É do conhecimento de todas as mulheres subalternas que os Estados-nações europeus foram forjados nas experiências de guerra entre outros estados nacionais em construção. Foi inicialmente contra a ameaça do grande “inimigo externo” que se construiu o Estado nacional moderno. Em suma, há um longo parentesco entre o “Estado de Terror” ou o “Estado de Guerra” do passado e o moderno Estado de Direito do presente.

No Brasil, contudo, a construção social do Estado parece ter seguido uma lógica inversa. Primeiro, o Estado brasileiro se formou contra os seus “inimigos internos” para depois nomear ou delirar com suas fantasiosas “ameaças externas”. O inimigo interno é o “povo” subalterno, esse eterno corpo degenerado e perigoso aos olhos das elites econômicas e culturais. Em nossa terra, instalar uma “sociedade disciplinar” é custoso demais para os arautos da ordem. Para estes, parece mais prático e moralmente aceitável instaurar uma “sociedade antissocial”.

Aqui, o “social” é sempre um suspeito de dupla marginalidade. De habitar “à margem” da ordem e de ser habitado por “marginais da ordem”. Contra esse “social suspeito” se produziram e ainda se produzem políticas de segregação e extermínio controlado. E as subalternas sabem: a política militarizada da segurança pública é uma dessas tecnologias modernas de extermínio racional e controlado à serviço da sociedade eugênica liberal.

Porque a política de militarização da segurança pública não produz nada mais do que tecnologia de terror dirigida aos corpos subalternos, máquinas de assassinato em massa de corpos dissidentes, práticas estatais de eugenia social e racial.

Como no Atlântico Norte, também em nossa sociedade do Atlântico Sul genocídios e etnocídios são justificados em defesa da “ordem” e do “progresso”. Mas somente no Brasil essa justificação alcançou o status simbólico mais expressivo; tornou-se um símbolo de um nacionalismo sem povo.
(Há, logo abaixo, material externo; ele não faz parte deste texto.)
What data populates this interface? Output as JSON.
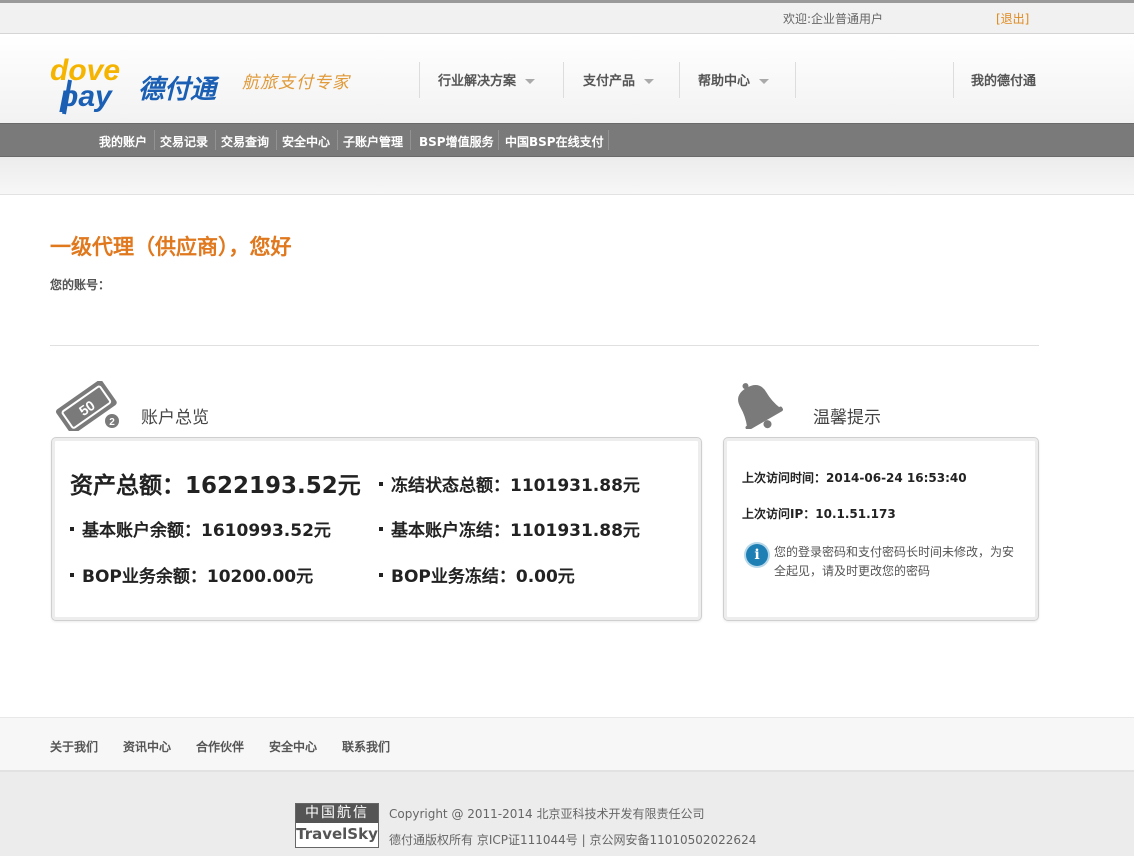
{
  "topbar": {
    "welcome": "欢迎:企业普通用户",
    "logout": "[退出]"
  },
  "header": {
    "logo_text": "dove pay 德付通",
    "slogan": "航旅支付专家",
    "nav": [
      {
        "label": "行业解决方案"
      },
      {
        "label": "支付产品"
      },
      {
        "label": "帮助中心"
      }
    ],
    "my_account": "我的德付通"
  },
  "subnav": {
    "items": [
      {
        "label": "我的账户"
      },
      {
        "label": "交易记录"
      },
      {
        "label": "交易查询"
      },
      {
        "label": "安全中心"
      },
      {
        "label": "子账户管理"
      },
      {
        "label": "BSP增值服务"
      },
      {
        "label": "中国BSP在线支付"
      }
    ]
  },
  "main": {
    "greeting": "一级代理（供应商），您好",
    "account_label": "您的账号："
  },
  "overview": {
    "title": "账户总览",
    "total_assets": "资产总额：1622193.52元",
    "frozen_total": "冻结状态总额：1101931.88元",
    "basic_balance": "基本账户余额：1610993.52元",
    "basic_frozen": "基本账户冻结：1101931.88元",
    "bop_balance": "BOP业务余额：10200.00元",
    "bop_frozen": "BOP业务冻结：0.00元"
  },
  "tips": {
    "title": "温馨提示",
    "last_visit_time": "上次访问时间：2014-06-24 16:53:40",
    "last_visit_ip": "上次访问IP：10.1.51.173",
    "security_notice": "您的登录密码和支付密码长时间未修改，为安全起见，请及时更改您的密码"
  },
  "footer": {
    "links": [
      {
        "label": "关于我们"
      },
      {
        "label": "资讯中心"
      },
      {
        "label": "合作伙伴"
      },
      {
        "label": "安全中心"
      },
      {
        "label": "联系我们"
      }
    ],
    "travelsky_cn": "中国航信",
    "travelsky_en": "TravelSky",
    "copyright": "Copyright @ 2011-2014 北京亚科技术开发有限责任公司",
    "license": "德付通版权所有 京ICP证111044号 | 京公网安备11010502022624"
  },
  "colors": {
    "accent_orange": "#e0781e",
    "subnav_gray": "#7a7a7a",
    "info_blue": "#1e7fb4",
    "logo_yellow": "#f5b400",
    "logo_blue": "#1a5fb4"
  }
}
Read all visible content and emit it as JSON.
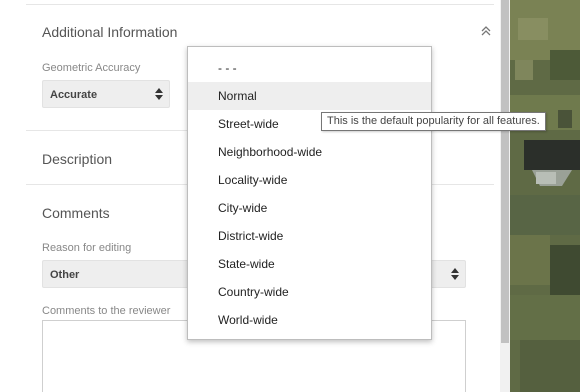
{
  "sections": {
    "additional_information": {
      "title": "Additional Information",
      "collapse_icon": "chevron-double-up-icon"
    },
    "description": {
      "title": "Description"
    },
    "comments": {
      "title": "Comments"
    }
  },
  "fields": {
    "geometric_accuracy": {
      "label": "Geometric Accuracy",
      "value": "Accurate"
    },
    "reason_for_editing": {
      "label": "Reason for editing",
      "value": "Other"
    },
    "comments_to_reviewer": {
      "label": "Comments to the reviewer",
      "value": ""
    }
  },
  "dropdown": {
    "hovered_index": 1,
    "options": [
      "- - -",
      "Normal",
      "Street-wide",
      "Neighborhood-wide",
      "Locality-wide",
      "City-wide",
      "District-wide",
      "State-wide",
      "Country-wide",
      "World-wide"
    ]
  },
  "tooltip": {
    "text": "This is the default popularity for all features."
  },
  "colors": {
    "hover_bg": "#eeeeee",
    "select_bg": "#eeeeee",
    "scroll_thumb": "#c1c1c1"
  }
}
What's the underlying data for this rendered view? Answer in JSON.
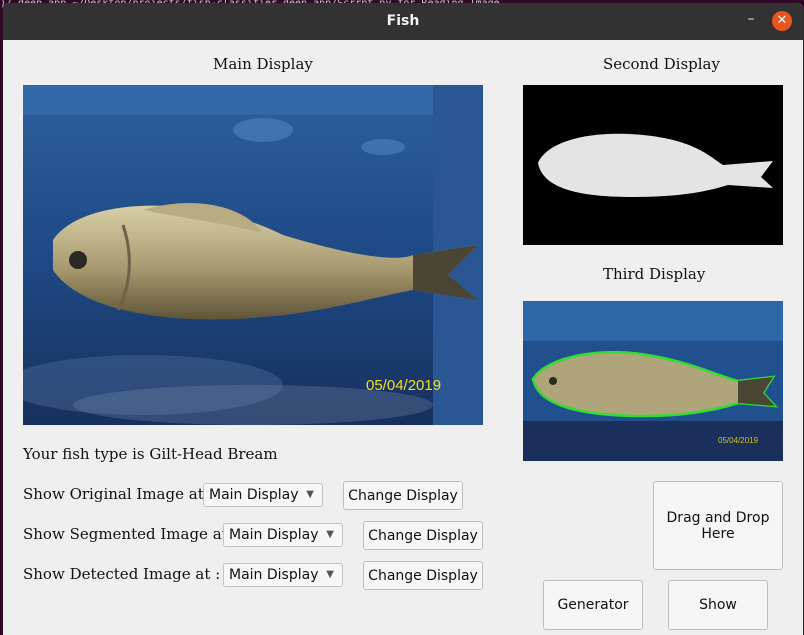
{
  "terminal_text": ")/ deep app  ~/Desktop/projects/fish-classifier  deep app/Scrrpt.py for Reading  Image",
  "window": {
    "title": "Fish",
    "minimize_glyph": "–",
    "close_glyph": "✕"
  },
  "displays": {
    "main_label": "Main Display",
    "second_label": "Second Display",
    "third_label": "Third Display",
    "main_photo_date": "05/04/2019"
  },
  "result_text": "Your fish type is Gilt-Head Bream",
  "rows": [
    {
      "label": "Show Original Image at :",
      "selected": "Main Display",
      "button": "Change Display"
    },
    {
      "label": "Show Segmented Image at :",
      "selected": "Main Display",
      "button": "Change Display"
    },
    {
      "label": "Show Detected Image at :",
      "selected": "Main Display",
      "button": "Change Display"
    }
  ],
  "buttons": {
    "drop": "Drag and Drop Here",
    "generator": "Generator",
    "show": "Show"
  },
  "colors": {
    "titlebar": "#323232",
    "close": "#e95420",
    "contour": "#33dd33",
    "date_stamp": "#f0e020"
  },
  "icons": {
    "arrow": "chevron-down-icon",
    "close": "close-icon",
    "minimize": "minimize-icon"
  }
}
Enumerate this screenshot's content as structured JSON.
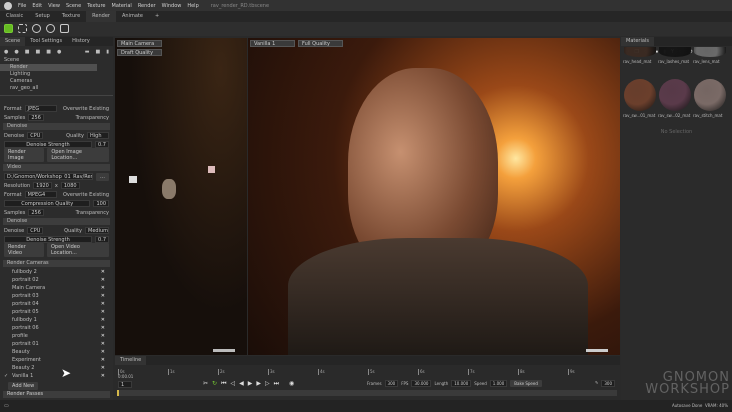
{
  "menu": [
    "File",
    "Edit",
    "View",
    "Scene",
    "Texture",
    "Material",
    "Render",
    "Window",
    "Help"
  ],
  "window_title": "rav_render_RD.tbscene",
  "workspace_tabs": [
    "Classic",
    "Setup",
    "Texture",
    "Render",
    "Animate",
    "+"
  ],
  "left": {
    "tabs": [
      "Scene",
      "Tool Settings",
      "History"
    ],
    "tree": [
      "Scene",
      "Render",
      "Lighting",
      "Cameras",
      "rav_geo_all"
    ],
    "image": {
      "format_label": "Format",
      "format": "JPEG",
      "overwrite": "Overwrite Existing",
      "samples_label": "Samples",
      "samples": "256",
      "transparency": "Transparency",
      "denoise_header": "Denoise",
      "denoise_label": "Denoise",
      "denoise": "CPU",
      "quality_label": "Quality",
      "quality": "High",
      "strength_label": "Denoise Strength",
      "strength": "0.7",
      "render_btn": "Render Image",
      "open_btn": "Open Image Location..."
    },
    "video": {
      "header": "Video",
      "path": "D:/Gnomon/Workshop_01_Rav/Render/",
      "resolution_label": "Resolution",
      "width": "1920",
      "x": "x",
      "height": "1080",
      "format_label": "Format",
      "format": "MPEG4",
      "overwrite": "Overwrite Existing",
      "compression_label": "Compression Quality",
      "compression": "100",
      "samples_label": "Samples",
      "samples": "256",
      "transparency": "Transparency",
      "denoise_header": "Denoise",
      "denoise_label": "Denoise",
      "denoise": "CPU",
      "quality_label": "Quality",
      "quality": "Medium",
      "strength_label": "Denoise Strength",
      "strength": "0.7",
      "render_btn": "Render Video",
      "open_btn": "Open Video Location..."
    },
    "cameras_header": "Render Cameras",
    "cameras": [
      "fullbody 2",
      "portrait 02",
      "Main Camera",
      "portrait 03",
      "portrait 04",
      "portrait 05",
      "fullbody 1",
      "portrait 06",
      "profile",
      "portrait 01",
      "Beauty",
      "Experiment",
      "Beauty 2",
      "Vanilla 1"
    ],
    "checked_camera": "Vanilla 1",
    "check_mark": "✓",
    "add_new": "Add New",
    "next_header": "Render Passes"
  },
  "viewport1": {
    "camera": "Main Camera",
    "quality": "Draft Quality"
  },
  "viewport2": {
    "camera": "Vanilla 1",
    "quality": "Full Quality"
  },
  "materials": {
    "title": "Materials",
    "items": [
      "rav_head_mat",
      "rav_lashes_mat",
      "rav_lens_mat",
      "rav_sw...01_mat",
      "rav_sw...02_mat",
      "rav_stitch_mat"
    ],
    "no_selection": "No Selection"
  },
  "timeline": {
    "title": "Timeline",
    "time": "0:00.01",
    "frame": "1",
    "ticks": [
      "0s",
      "1s",
      "2s",
      "3s",
      "4s",
      "5s",
      "6s",
      "7s",
      "8s",
      "9s"
    ],
    "frames_label": "Frames",
    "frames": "300",
    "fps_label": "FPS",
    "fps": "30.000",
    "length_label": "Length",
    "length": "10.000",
    "speed_label": "Speed",
    "speed": "1.000",
    "bake": "Bake Speed",
    "end": "300"
  },
  "status": {
    "autosave": "Autosave Done",
    "vram": "VRAM: 40%"
  },
  "watermark": "THE GNOMON WORKSHOP"
}
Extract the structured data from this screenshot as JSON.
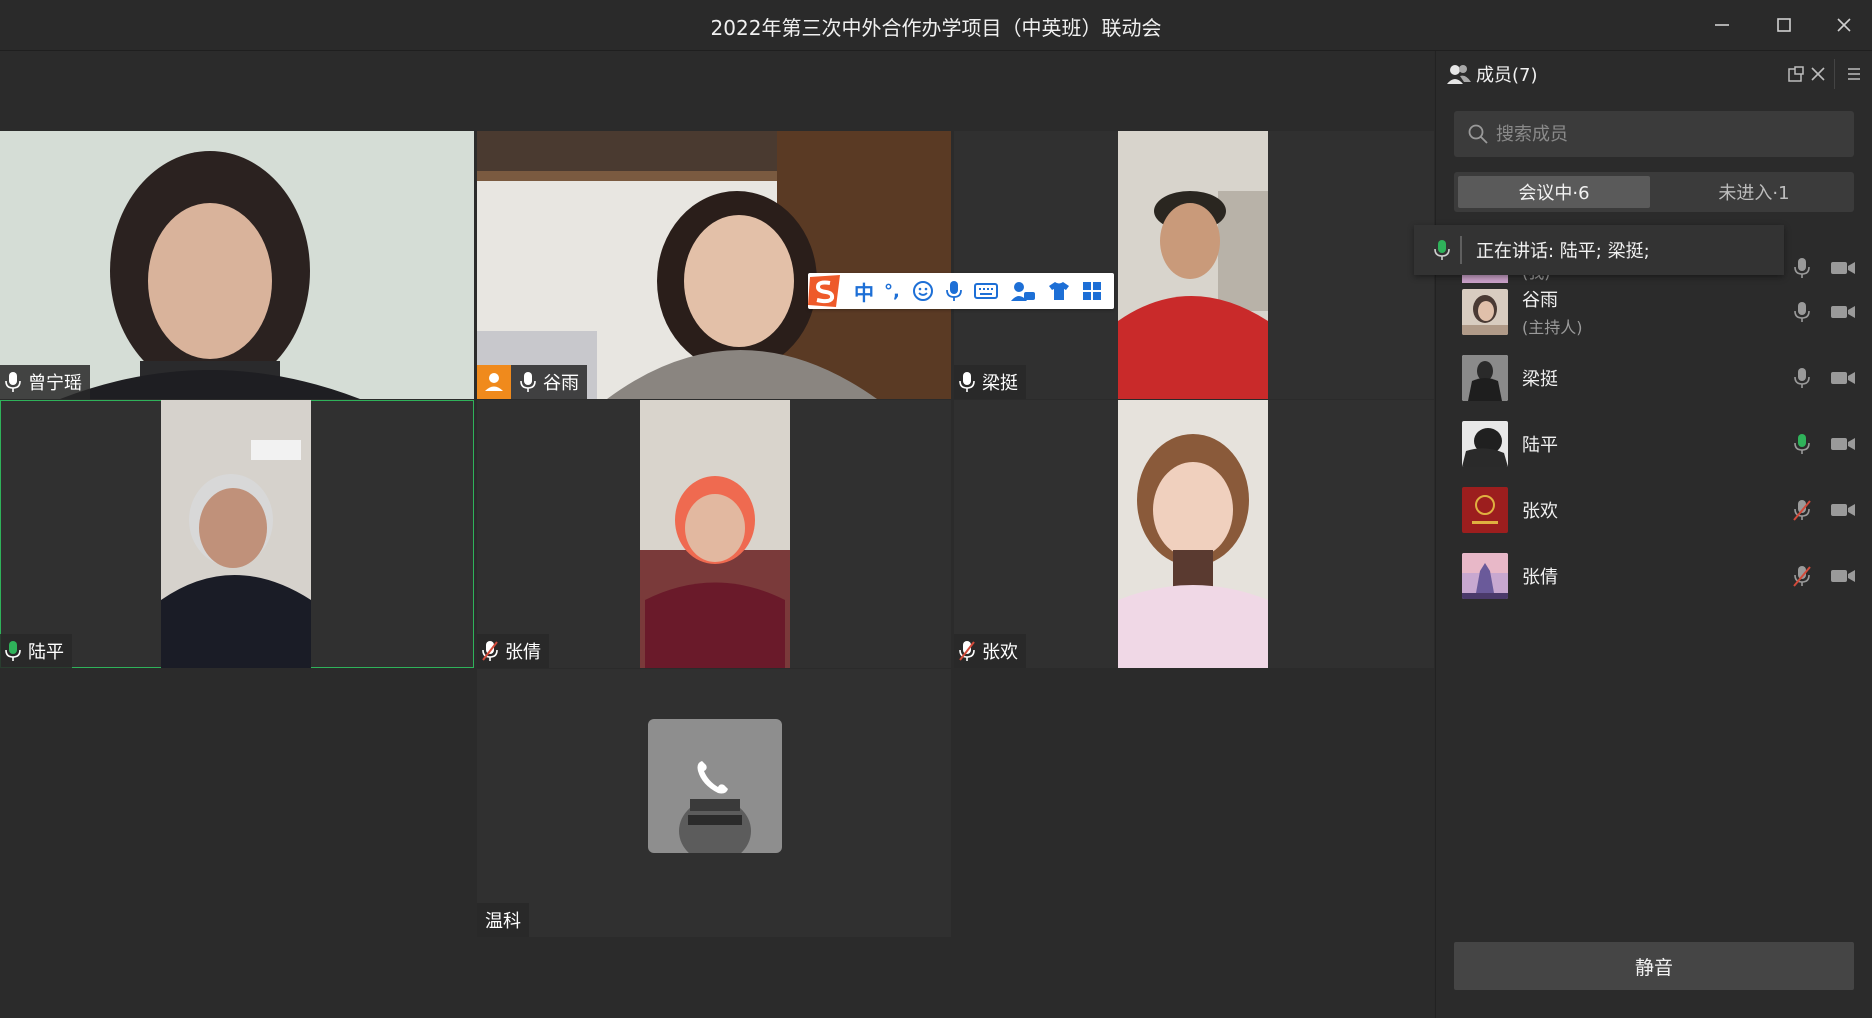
{
  "window": {
    "title": "2022年第三次中外合作办学项目（中英班）联动会"
  },
  "tiles": [
    {
      "name": "曾宁瑶",
      "mic": "on",
      "active": false,
      "host": false
    },
    {
      "name": "谷雨",
      "mic": "on",
      "active": false,
      "host": true
    },
    {
      "name": "梁挺",
      "mic": "on",
      "active": false,
      "host": false
    },
    {
      "name": "陆平",
      "mic": "speaking",
      "active": true,
      "host": false
    },
    {
      "name": "张倩",
      "mic": "muted",
      "active": false,
      "host": false
    },
    {
      "name": "张欢",
      "mic": "muted",
      "active": false,
      "host": false
    },
    {
      "name": "温科",
      "mic": "none",
      "active": false,
      "host": false
    }
  ],
  "ime_toolbar": {
    "mode_char": "中",
    "punct": "°,"
  },
  "panel": {
    "title": "成员(7)",
    "search_placeholder": "搜索成员",
    "tab_in_meeting": "会议中·6",
    "tab_not_joined": "未进入·1",
    "speaking_text": "正在讲话: 陆平; 梁挺;",
    "partial_row_role": "(我)",
    "members": [
      {
        "name": "谷雨",
        "role": "(主持人)",
        "mic": "on"
      },
      {
        "name": "梁挺",
        "role": "",
        "mic": "on"
      },
      {
        "name": "陆平",
        "role": "",
        "mic": "speaking"
      },
      {
        "name": "张欢",
        "role": "",
        "mic": "muted"
      },
      {
        "name": "张倩",
        "role": "",
        "mic": "muted"
      }
    ],
    "mute_all_label": "静音"
  },
  "colors": {
    "background": "#2a2a2a",
    "accent_green": "#2fb25a",
    "host_orange": "#f08a1c",
    "muted_red": "#d24a3a"
  }
}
No Brasil, a demanda coletiva de “ordem” tem servido para legitimar o sequestro dos direitos civis mais elementares das populações subalternas. Moradoras de favelas têm suas liberdades individuais suspensas em nome da segurança e da ordem. É claro que as mulheres da periferia desejam segurança em suas vidas cotidianas, mas isso não pode ser confundido com a suspensão de suas liberdades e de seus direitos mais elementares. Enganam-se os que acham que uma mulher negra e moradora de favela que aspira por segurança, está de acordo com a invasão diária de policiais em sua residência, com agressões verbais e físicas contra seus filhos, tudo em nome da “ordem”.

O discurso da ordem pode encontrar apoio coletivo de muitos subalternos, mas até o momento em que seus corpos não sejam matáveis. Depois de ultrapassar essa fronteira de sangue, não há apoio popular que reste, apenas revolta e ódio acumulado. Mas para os defensores da ordem e do progresso, os sentimentos de injustiça das subalternas não são justificáveis. São até intoleráveis.

Foi contra essas tecnologias estatais de genocídio étnico que Marielle Franco lutava. Contra a justificação “moral” (e imoral) do extermínio dos povos periféricos de nossa sociedade. Marielle sabia muito bem para onde se dirigia as “novas” políticas militarizadas de “ordem e progresso”. O alvo do presente, como no passado brasileiro, era e são os corpos subalternos e periféricos. Mulheres e homens das favelas, negras e negros das periferias. Marielle escutava e sentia diariamente os gritos das vozes dissidentes. Porque aprendeu desde a tenra infância a escutar e sentir a dor de corpos que também habitam sua pele. Sua indignação e sentimento de injustiça era dor encarnada. Dor encarnada em um corpo de mulher negra e periférica.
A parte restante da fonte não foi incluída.